Building A Data Mesh With Starburst

Data mesh is a new, decentralized approach to data that allows end-users to easily access data where it lives without a data lake or data warehouse. Domain-specific teams manage and serve data as a product to be consumed by others. Its objective is to allow for data products to be created from virtually any data source while minimizing intervention from data engineers.

Data mesh has four principles to achieve this objective. The principles are:

Domain-Oriented Ownership
Data as a Product
Self-Service Data Infrastructure
Federated Computational Governance

Starburst can be used to achieve a data mesh. The following sections outline how Starburst can be used in alignment with each of the four principles of data mesh.

Domain-Oriented Ownership

In a data mesh, data teams are organized by domain, which is another word for the subject area. Teams publish data products that other teams can access and use to derive their own new data products. Starburst’s goal is to allow teams to focus less on building infrastructure and data pipelines around serving data products and more on using familiar tools such as SQL to prepare data products for end-users.

To achieve this, Starburst provides a large set of connectors that allows each domain to connect to data wherever and in whatever format it may live using a SQL query interface.

Figure 1 shows various example data sources that can be accessed from Starburst.

*Figure 1: Example data sources in Starburst*

‍

Data as a Product

After connecting to a data source in Starburst, Starburst allows you to curate data products from it for other users to access.

Users can browse the published data products as shown in Figure 2.

*Figure 2: Example data products created from data sources in Starburst*

‍

Self-Service Data Infrastructure

Starburst’s SQL query interface allows users to discover, understand, and evaluate the trustworthiness of data products. Figure 3 shows an example of using the SQL query interface to query an Amazon S3-based data product.

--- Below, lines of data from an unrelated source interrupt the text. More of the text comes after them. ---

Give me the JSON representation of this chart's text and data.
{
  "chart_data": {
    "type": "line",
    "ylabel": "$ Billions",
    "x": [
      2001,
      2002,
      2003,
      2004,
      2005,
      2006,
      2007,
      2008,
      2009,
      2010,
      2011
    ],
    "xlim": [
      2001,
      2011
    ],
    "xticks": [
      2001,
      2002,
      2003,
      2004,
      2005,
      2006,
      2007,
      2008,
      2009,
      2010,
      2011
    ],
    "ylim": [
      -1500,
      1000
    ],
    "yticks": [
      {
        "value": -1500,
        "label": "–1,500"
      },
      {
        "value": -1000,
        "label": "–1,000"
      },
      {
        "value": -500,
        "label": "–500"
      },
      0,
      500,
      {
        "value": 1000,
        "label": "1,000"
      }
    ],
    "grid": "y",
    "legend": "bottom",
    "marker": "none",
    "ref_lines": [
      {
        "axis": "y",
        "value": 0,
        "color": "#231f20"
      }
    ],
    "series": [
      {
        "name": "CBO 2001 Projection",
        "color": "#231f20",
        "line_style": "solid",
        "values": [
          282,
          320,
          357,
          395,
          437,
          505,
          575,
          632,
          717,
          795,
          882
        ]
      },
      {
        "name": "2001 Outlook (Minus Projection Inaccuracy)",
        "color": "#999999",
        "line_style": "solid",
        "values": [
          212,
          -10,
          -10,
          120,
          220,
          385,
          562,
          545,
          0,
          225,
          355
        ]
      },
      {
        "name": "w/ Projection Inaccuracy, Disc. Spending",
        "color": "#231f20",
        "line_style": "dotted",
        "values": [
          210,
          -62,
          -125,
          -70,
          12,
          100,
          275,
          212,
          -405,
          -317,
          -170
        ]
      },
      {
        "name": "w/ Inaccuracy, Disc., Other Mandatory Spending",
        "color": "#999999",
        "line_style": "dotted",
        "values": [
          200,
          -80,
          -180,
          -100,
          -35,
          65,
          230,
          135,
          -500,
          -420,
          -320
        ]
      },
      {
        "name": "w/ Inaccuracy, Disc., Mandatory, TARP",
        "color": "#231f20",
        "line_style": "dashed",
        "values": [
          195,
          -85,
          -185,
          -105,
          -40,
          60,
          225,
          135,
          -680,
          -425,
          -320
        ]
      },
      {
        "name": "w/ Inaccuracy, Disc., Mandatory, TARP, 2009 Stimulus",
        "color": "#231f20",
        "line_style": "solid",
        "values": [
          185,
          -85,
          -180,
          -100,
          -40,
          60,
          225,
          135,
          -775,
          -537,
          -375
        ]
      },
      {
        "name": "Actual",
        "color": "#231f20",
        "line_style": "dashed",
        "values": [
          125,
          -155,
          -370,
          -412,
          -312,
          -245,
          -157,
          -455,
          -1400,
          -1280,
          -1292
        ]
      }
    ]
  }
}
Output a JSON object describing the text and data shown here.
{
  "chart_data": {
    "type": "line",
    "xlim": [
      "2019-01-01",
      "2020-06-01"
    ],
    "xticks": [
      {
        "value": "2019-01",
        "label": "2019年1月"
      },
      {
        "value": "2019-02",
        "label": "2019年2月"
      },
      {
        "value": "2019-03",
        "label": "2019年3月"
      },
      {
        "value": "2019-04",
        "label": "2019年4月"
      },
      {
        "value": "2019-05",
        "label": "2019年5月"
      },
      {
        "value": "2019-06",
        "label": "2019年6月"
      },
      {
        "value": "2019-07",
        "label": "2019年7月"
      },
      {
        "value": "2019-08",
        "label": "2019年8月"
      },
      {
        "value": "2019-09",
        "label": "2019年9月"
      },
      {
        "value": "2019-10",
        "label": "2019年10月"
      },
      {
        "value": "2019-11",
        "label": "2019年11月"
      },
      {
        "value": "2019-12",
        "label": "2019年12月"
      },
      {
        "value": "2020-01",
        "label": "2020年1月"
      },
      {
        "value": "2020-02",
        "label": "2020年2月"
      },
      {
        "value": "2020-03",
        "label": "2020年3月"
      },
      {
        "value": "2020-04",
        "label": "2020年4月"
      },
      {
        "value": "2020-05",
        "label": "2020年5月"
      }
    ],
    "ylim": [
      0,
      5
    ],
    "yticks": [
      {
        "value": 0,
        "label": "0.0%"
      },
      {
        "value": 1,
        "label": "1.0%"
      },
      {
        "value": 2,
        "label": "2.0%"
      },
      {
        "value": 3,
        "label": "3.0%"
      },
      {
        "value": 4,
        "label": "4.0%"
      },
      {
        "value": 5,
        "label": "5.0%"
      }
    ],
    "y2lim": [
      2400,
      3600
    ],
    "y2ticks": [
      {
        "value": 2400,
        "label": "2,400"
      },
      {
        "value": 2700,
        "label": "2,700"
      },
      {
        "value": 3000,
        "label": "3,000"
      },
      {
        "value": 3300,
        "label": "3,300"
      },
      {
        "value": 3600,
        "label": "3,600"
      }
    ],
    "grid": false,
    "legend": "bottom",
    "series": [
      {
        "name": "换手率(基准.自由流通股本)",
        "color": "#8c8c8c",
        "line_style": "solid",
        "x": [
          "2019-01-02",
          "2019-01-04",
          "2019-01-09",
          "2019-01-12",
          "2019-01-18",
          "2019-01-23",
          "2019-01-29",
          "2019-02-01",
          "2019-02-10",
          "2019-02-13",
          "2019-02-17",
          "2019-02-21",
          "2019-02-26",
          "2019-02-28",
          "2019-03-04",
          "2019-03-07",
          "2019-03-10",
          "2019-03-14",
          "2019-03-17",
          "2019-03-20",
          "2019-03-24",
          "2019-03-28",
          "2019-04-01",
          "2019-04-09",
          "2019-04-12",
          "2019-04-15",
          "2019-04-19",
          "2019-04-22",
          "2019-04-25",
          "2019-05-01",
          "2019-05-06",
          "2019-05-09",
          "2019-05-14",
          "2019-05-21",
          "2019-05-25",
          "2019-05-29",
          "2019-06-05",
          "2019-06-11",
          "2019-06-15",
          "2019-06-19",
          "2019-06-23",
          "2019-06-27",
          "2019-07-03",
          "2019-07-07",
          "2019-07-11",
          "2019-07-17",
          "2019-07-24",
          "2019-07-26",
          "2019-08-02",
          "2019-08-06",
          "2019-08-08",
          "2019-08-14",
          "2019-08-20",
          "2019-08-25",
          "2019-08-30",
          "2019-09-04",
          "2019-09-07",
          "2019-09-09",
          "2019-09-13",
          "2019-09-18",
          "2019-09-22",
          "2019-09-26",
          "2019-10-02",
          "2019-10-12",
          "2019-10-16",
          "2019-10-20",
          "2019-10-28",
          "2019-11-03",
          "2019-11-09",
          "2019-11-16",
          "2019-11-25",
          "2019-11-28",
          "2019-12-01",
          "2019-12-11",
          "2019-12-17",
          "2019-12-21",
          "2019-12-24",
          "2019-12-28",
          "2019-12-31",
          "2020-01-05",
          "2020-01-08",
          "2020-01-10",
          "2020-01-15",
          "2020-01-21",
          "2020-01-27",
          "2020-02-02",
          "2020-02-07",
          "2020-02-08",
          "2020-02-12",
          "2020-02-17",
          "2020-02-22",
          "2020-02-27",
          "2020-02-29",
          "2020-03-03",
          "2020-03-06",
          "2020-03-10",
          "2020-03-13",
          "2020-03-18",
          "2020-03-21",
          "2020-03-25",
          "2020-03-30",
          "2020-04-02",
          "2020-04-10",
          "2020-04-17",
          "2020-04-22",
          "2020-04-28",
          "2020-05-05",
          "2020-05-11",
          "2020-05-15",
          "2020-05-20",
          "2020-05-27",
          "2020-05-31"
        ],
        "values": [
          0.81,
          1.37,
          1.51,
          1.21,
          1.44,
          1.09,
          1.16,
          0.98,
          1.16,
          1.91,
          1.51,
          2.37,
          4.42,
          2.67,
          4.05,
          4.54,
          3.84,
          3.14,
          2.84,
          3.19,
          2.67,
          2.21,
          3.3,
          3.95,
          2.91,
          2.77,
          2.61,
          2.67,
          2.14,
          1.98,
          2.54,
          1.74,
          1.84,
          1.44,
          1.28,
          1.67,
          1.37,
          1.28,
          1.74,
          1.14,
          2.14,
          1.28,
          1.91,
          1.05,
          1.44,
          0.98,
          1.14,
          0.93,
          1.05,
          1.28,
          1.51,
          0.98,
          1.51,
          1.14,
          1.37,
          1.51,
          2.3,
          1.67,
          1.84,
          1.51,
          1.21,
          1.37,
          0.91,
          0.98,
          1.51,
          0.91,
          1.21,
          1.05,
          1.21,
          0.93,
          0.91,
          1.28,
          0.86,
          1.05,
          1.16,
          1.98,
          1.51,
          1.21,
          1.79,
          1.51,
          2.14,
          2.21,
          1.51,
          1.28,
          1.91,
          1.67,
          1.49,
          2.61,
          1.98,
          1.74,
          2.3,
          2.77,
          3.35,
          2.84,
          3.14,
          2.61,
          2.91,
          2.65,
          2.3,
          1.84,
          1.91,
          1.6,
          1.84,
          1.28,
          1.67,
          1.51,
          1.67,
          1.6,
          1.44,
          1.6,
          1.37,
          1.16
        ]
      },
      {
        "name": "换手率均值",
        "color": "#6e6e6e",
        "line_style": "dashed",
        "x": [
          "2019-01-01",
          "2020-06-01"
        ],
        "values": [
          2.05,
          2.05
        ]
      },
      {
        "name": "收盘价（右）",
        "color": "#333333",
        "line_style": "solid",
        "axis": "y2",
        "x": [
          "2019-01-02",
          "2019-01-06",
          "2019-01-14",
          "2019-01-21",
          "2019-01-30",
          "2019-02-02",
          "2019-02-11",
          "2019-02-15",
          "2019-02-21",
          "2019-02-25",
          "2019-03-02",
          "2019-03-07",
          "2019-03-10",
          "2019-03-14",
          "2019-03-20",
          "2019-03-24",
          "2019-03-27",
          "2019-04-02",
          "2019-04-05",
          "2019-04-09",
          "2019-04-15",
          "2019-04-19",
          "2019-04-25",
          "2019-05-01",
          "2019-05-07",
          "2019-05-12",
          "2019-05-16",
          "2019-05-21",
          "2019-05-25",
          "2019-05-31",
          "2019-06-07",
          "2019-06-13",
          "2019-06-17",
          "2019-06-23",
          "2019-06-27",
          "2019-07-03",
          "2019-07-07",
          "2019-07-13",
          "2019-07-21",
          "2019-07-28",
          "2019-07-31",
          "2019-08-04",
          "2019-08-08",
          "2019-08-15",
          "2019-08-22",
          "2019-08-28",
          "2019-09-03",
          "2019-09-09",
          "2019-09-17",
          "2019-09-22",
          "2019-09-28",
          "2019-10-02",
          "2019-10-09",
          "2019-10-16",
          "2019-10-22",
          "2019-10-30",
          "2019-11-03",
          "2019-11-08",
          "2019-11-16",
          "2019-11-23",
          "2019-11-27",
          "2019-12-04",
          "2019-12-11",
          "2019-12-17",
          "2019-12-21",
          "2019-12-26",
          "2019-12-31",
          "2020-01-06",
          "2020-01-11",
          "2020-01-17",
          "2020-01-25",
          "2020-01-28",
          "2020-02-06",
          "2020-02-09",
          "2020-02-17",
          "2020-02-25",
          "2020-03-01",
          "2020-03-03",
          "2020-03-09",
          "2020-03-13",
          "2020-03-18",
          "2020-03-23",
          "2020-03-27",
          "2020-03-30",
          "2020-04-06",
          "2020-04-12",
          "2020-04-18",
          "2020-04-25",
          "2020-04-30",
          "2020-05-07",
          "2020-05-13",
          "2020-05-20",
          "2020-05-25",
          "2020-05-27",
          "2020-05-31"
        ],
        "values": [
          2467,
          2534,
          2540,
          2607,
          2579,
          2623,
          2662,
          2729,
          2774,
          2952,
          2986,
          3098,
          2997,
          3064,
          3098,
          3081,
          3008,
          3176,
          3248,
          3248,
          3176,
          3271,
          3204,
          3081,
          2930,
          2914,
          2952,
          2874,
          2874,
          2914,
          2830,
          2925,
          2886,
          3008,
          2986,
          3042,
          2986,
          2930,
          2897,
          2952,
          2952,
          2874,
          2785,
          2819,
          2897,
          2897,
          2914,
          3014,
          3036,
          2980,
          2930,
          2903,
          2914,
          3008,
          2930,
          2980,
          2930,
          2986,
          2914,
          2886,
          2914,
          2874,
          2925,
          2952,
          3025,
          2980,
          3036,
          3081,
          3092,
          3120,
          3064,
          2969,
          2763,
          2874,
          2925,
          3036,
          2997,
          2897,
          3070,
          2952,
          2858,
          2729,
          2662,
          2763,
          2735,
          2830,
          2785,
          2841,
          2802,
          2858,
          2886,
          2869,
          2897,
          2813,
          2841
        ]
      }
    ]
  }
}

*Figure 3: Querying an S3 file in Starburst*

‍

Using the SQL query interface, you can also join data products from different technologies together. For example, Figure 4 shows an example of joining together a PostgreSQL-based data product with an Amazon S3-based data product on a common field. The result of this join can be considered a new, derived data product that can also be registered in Starburst.

*Figure 4: Deriving a new data product from different technologies using Starburst*

‍

Federated Computational Governance

Data mesh proposes a federated model for data governance that focuses on shared responsibility between the domains and the central IT organization in order to adhere to governance, risk, and compliance concerns while allowing adequate autonomy for the domains.

Starburst provides connectors and access to various data governance and data catalog tools such as Collibra and Alation to help users discover, understand, and evaluate the trustworthiness of data products.

Starburst also significantly reduces the need to create copies of data between systems as Starburst’s query engine can read across data sources and can replace or reduce a traditional ETL/ELT pipeline. Copying data also requires reapplying entitlements, which can result in potential opportunities for a data breach; with Starburst that risk is minimized simply because fewer copies of the data will exist since data is mostly queried at the source. This concept, known as data minimization, means data privacy, security, and governance are more achievable goals in organizations that embrace Starburst together with data mesh.

‍